Thousands of people staged protest marches, vigils and other demonstrations in the St. Louis area, calling for the arrest of a white police officer who shot dead an unarmed black teenager in August, with more protests scheduled for Monday.

Weeks of protests intensified this week after another black teen was shot dead by an off-duty policeman in the city.

Seventeen protesters were arrested early on Sunday at a spontaneous sit-in at the entrance to a convenience store in the Shaw neighborhood where Vonderrit Myers Jr, 18, was killed. Police said he had fired on security officers.

"Young people of conscience with cellphones of conscience took a local tragedy and turned it into a global call for justice," Cornell William Brooks, president of the National Association for the Advancement of Colored People (NAACP) told the crowd at the Chaifetz Arena on Sunday evening.

Hundreds of activists have traveled from Massachusetts, Virginia, New York, Louisiana and elsewhere to join the weekend protests and teach-ins.

Some people in the crowd turned their back on the NAACP speaker and then demanded to take the stage themselves to talk about their homegrown movement.

The most passionate response from the crowd came for young protesters who have become movement leaders in St Louis.

"I'm a young man living in an oppressed system trying to find my way out," said Tef Poe, who has been protesting since the day after Brown was killed. "I'm not an organizer.
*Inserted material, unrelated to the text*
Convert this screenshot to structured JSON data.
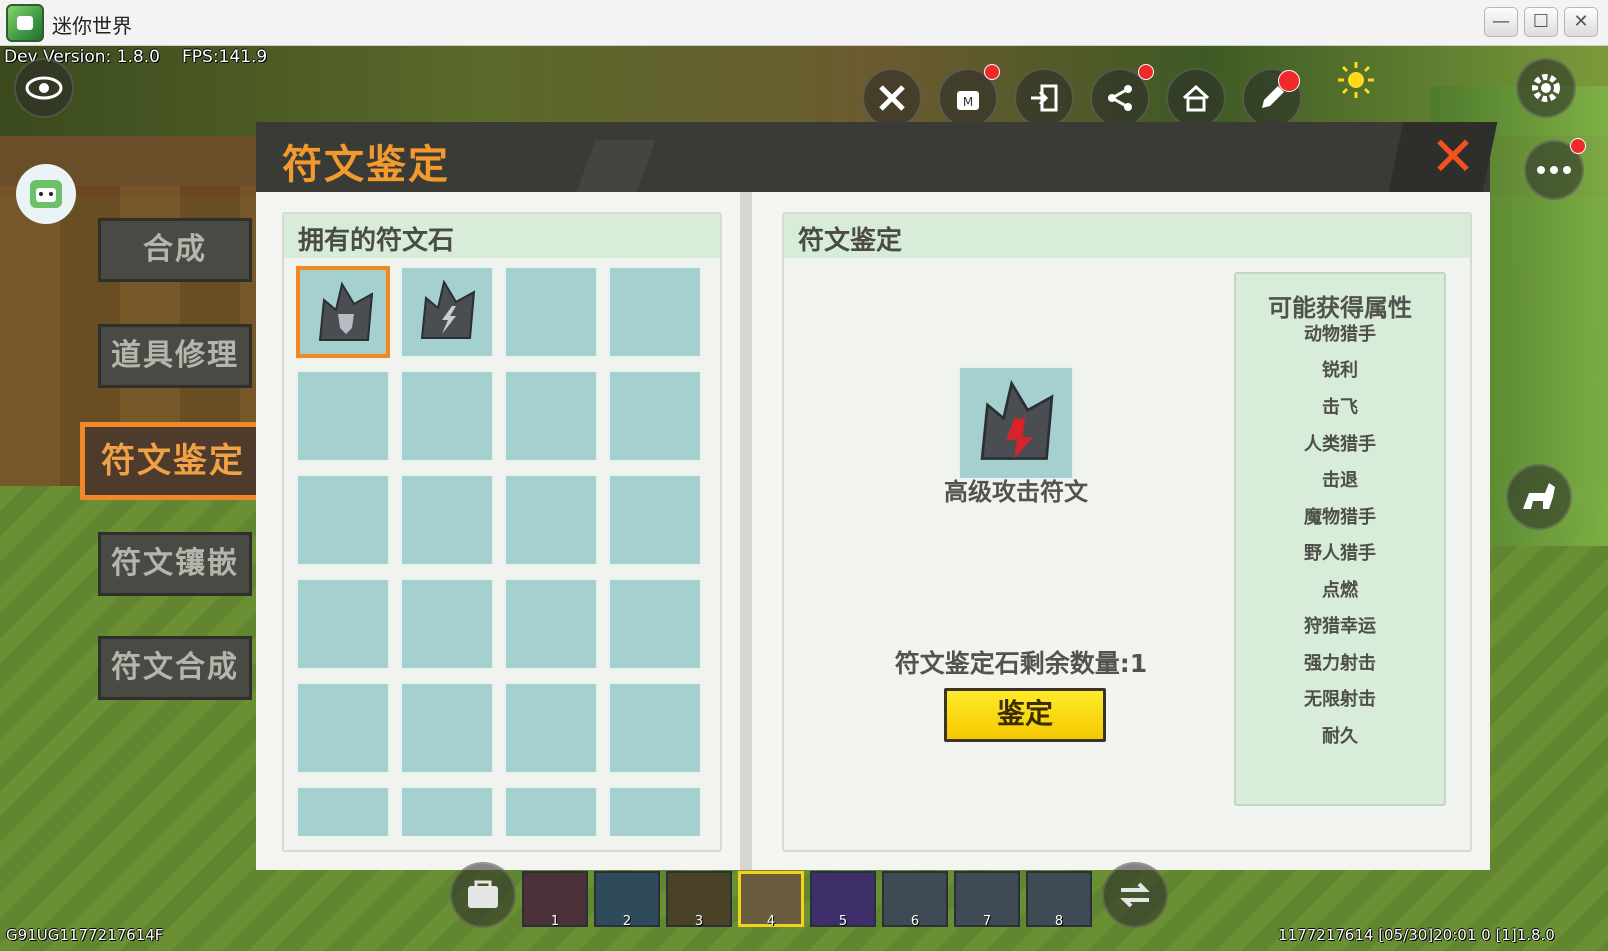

We're just real people who saw a problem."

Activist and intellectual Cornel West told the crowd he had not come to make a speech, but to participate in civil disobedience planned for Monday.

"I came here to go to jail," he said. Protest leaders did not say what type of civil disobedience had been planned.
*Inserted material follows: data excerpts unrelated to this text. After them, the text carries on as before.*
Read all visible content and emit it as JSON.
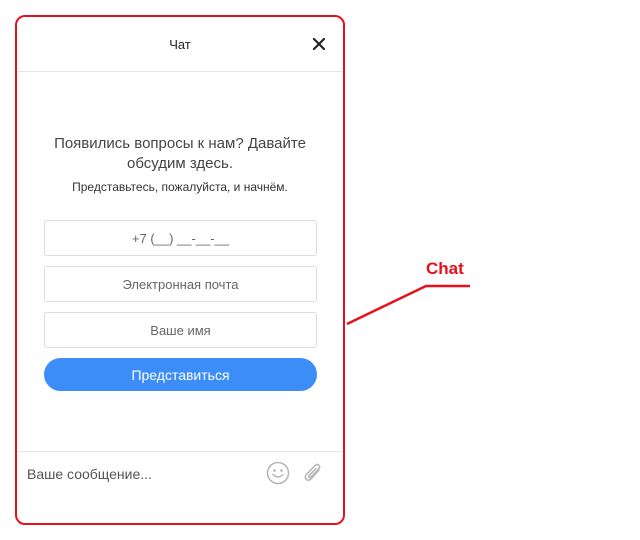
{
  "chat": {
    "title": "Чат",
    "close_icon": "close-icon",
    "intro_question": "Появились вопросы к нам? Давайте обсудим здесь.",
    "intro_hint": "Представьтесь, пожалуйста, и начнём.",
    "phone_placeholder": "+7 (__) __-__-__",
    "email_placeholder": "Электронная почта",
    "name_placeholder": "Ваше имя",
    "submit_label": "Представиться",
    "message_placeholder": "Ваше сообщение...",
    "emoji_icon": "smiley-icon",
    "attach_icon": "paperclip-icon"
  },
  "annotation": {
    "label": "Chat",
    "color": "#e8101a"
  },
  "colors": {
    "accent": "#3c8df7",
    "border_highlight": "#e8101a"
  }
}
Witnesses transmitting live video from the small overnight protest in Shaw, a neighborhood of St. Louis, showed a few dozen people sitting on the ground outside the convenience store and said some people were hit with pepper spray and what appeared to have been tear gas.

Police said they used pepper spray and not tear gas. St. Louis Police Chief Sam Dotson tweeted during the protest that protesters were throwing rocks at the police. But the protesters tweeted that they had not thrown anything.

INSULTS

The mother of Michael Brown, the 18-year-old shot dead on Aug. 9 by a white officer in Ferguson, Missouri, walked at the front of a rally on Saturday in the suburb of Ferguson.

Lesley McSpadden, who has criticized Ferguson police, has only rarely participated in protests. She eventually left the group, which grew to more than 1,000 people and moved on to Ferguson police headquarters.

Brown's death triggered a national uproar in August over police accountability and protesters have called for the arrest and prosecution of the officer, Darren Wilson. A grand jury is considering the case.

At the culmination of the Ferguson march on Saturday night, protesters shouted insults at a line of police in helmets and shields, with some demonstrators wearing bandanas or scarves over their faces. But there were no arrests or violence, a police spokesman said.

Earlier on Saturday, thousands of protesters in downtown St. Louis marched and rallied at a plaza, where organizers included Hands Up United, an activist group that emerged after Brown's death.

"This isn't going to stop until there is change with police and black youth," said Tory Russell, a founder of Hands Up United.